Die Lausitzer Füchse stecken weiter im Tabellenkeller der DEL2 fest. Bei Tabellenführer ESV Kaufbeuren kassierte der Eishockey-Zweitligist aus Weißwasser am Freitagabend eine heftige 1:8-Klatsche. Für die Mannschaft von Trainer Petteri Väkiparta war es bereits die sechste Niederlage in Folge. Aktuell liegt Weißwasser auf dem vorletzten Tabellenplatz.

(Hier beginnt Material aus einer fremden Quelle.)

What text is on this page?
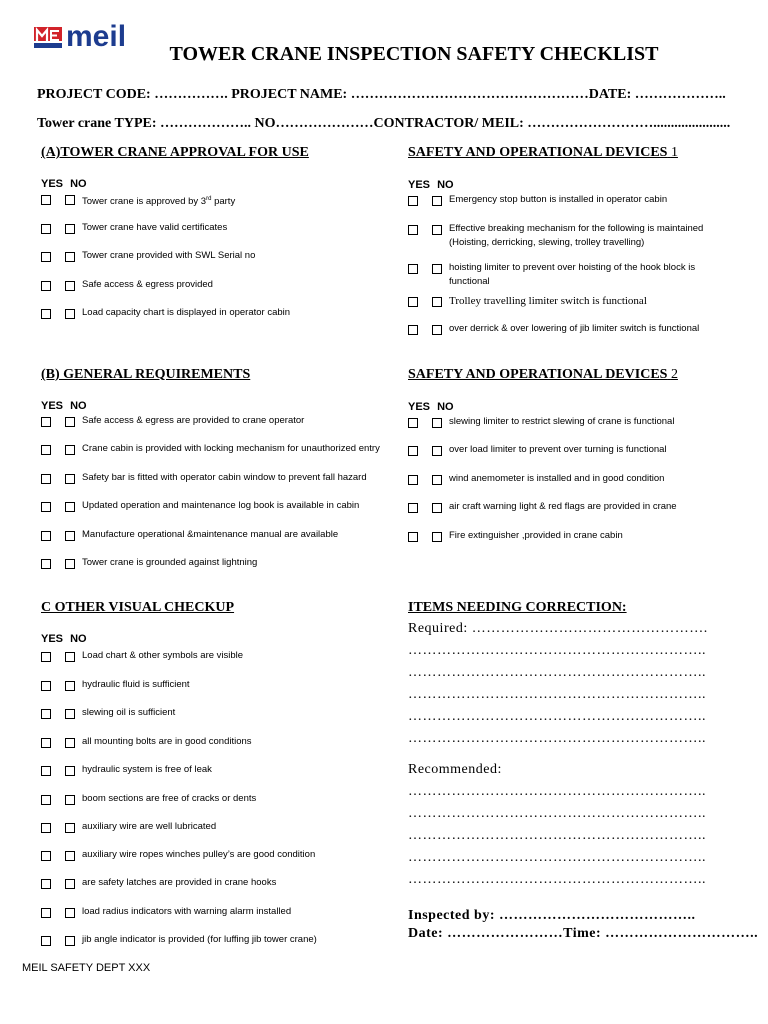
meil
TOWER CRANE INSPECTION SAFETY CHECKLIST
PROJECT CODE: ……………. PROJECT NAME: ……………………………………………DATE: ………………..
Tower crane TYPE: ……………….. NO…………………CONTRACTOR/ MEIL: ………………………......................
(A)TOWER CRANE APPROVAL FOR USE
YES NO
Tower crane is approved by 3rd party
Tower crane have valid certificates
Tower crane provided with SWL Serial no
Safe access & egress provided
Load capacity chart is displayed in operator cabin
(B) GENERAL REQUIREMENTS
YES NO
Safe access & egress are provided to crane operator
Crane cabin is provided with locking mechanism for unauthorized entry
Safety bar is fitted with operator cabin window to prevent fall hazard
Updated operation and maintenance log book is available in cabin
Manufacture operational &maintenance manual are available
Tower crane is grounded against lightning
C OTHER VISUAL CHECKUP
YES NO
Load chart & other symbols are visible
hydraulic fluid is sufficient
slewing oil is sufficient
all mounting bolts are in good conditions
hydraulic system is free of leak
boom sections are free of cracks or dents
auxiliary wire are well lubricated
auxiliary wire ropes winches pulley’s are good condition
are safety latches are provided in crane hooks
load radius indicators with warning alarm installed
jib angle indicator is provided (for luffing jib tower crane)
SAFETY AND OPERATIONAL DEVICES 1
YES NO
Emergency stop button is installed in operator cabin
Effective breaking mechanism for the following is maintained (Hoisting, derricking, slewing, trolley travelling)
hoisting limiter to prevent over hoisting of the hook block is functional
Trolley travelling limiter switch is functional
over derrick & over lowering of jib limiter switch is functional
SAFETY AND OPERATIONAL DEVICES 2
YES NO
slewing limiter to restrict slewing of crane is functional
over load limiter to prevent over turning is functional
wind anemometer is installed and in good condition
air craft warning light & red flags are provided in crane
Fire extinguisher ,provided in crane cabin
ITEMS NEEDING CORRECTION:
Required: ………………………………………….
……………………………………………………..
……………………………………………………..
……………………………………………………..
……………………………………………………..
……………………………………………………..
Recommended:
……………………………………………………..
……………………………………………………..
……………………………………………………..
……………………………………………………..
……………………………………………………..
Inspected by: …………………………………..
Date: ……………………Time: …………………………..
MEIL SAFETY DEPT XXX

Lausitzer Füchse gegen Crimmitschau

Der Coach aus Finnland richtete anschließend den Blick bereits nach vorn auf das Heimspiel gegen die Eispiraten Crimmitschau am Sonntag um 17 Uhr. Aber auch Väkiparta stand vor einem Rätsel angesichts des teilweise desolaten Auftritt der Füchse. „Es ist gut, dass es am Sonntag schon die nächste Chance auf Punkte gibt. Wir werden morgen viel miteinander sprechen, um den Hintergrund zu finden und Sonntag dann besser auftreten“, erklärte er am Freitagabend in Kaufbeuren.
Das bedeutet: Es gibt eine Aussprache. Zumal es die höchste Niederlage für die Lausitzer Füchse seit einem Jahr war. Im Oktober 2021 verloren sie 2:7 – übrigens ebenfalls beim ESV Kaufbeuren.
Dabei spielten die Gäste aus der Lausitz im 1. Drittel gut mit und kamen durch Kapitän Clarke Breitkreuz auch zum zwischenzeitlichen 1:1-Ausgleich in der 14. Minute. Im 2. Drittel wurde Weißwasser dann aber vom Tabellenführer regelrecht überrollt. Es hagelte sage und schreibe sechs Gegentore. Während sich Kaufbeuren in einen Rausch spielte, zerfielen die Lausitzer Füchse jetzt in ihre Einzelteile.
„Es gibt einen Grund, warum die Heimmannschaft in der Tabelle ganz weit oben steht. Sie sind läuferisch gut, stark in den Zweikämpfen und spielen sehr gut strukturiert“, sagte Petteri Väkiparta. Also alles Eigenschaften, die man bei den Füchsen schon seit Wochen vermisst. Dem Weißwasseraner Coach blieb am Ende nur eine Floskel als Bilanz eines verkorksten Auftritts im Allgäu: „Sagen wir mal so – wenn es nicht einfach ist, dann ist es eben schwierig.“

Steve Hanusch schwer verletzt

Schwierig bleibt auch die Personallage im Fuchsbau. Stürmer Roope Mäkitalo musste in Kaufbeuren krankheitsbedingt passen. Verteidiger Steve Hanusch fällt sogar für die nächsten Wochen aus. Hanusch habe sich vor einer Woche in Landshut „eine schwere Handverletzung zugezogen“ und werde mindestens acht Wochen fehlen. „Noch ist unklar, ob eine Operation notwendig sein wird. Dies entscheidet sich am Montag. Damit fehlt den Lausitzer Füchsen für die nächste Zeit ein sehr wichtiger Spieler“, heißt es in der Mitteilung weiter.
Der neue Torhüter Ville Kolppanen reiste zwar mit nach Kaufbeuren, saß in den gesamten 60 Minuten aber auf der Bank. Gut möglich, dass der Finne am Sonntag gegen Crimmitschau sein Debüt im Füchse-Trikot gibt.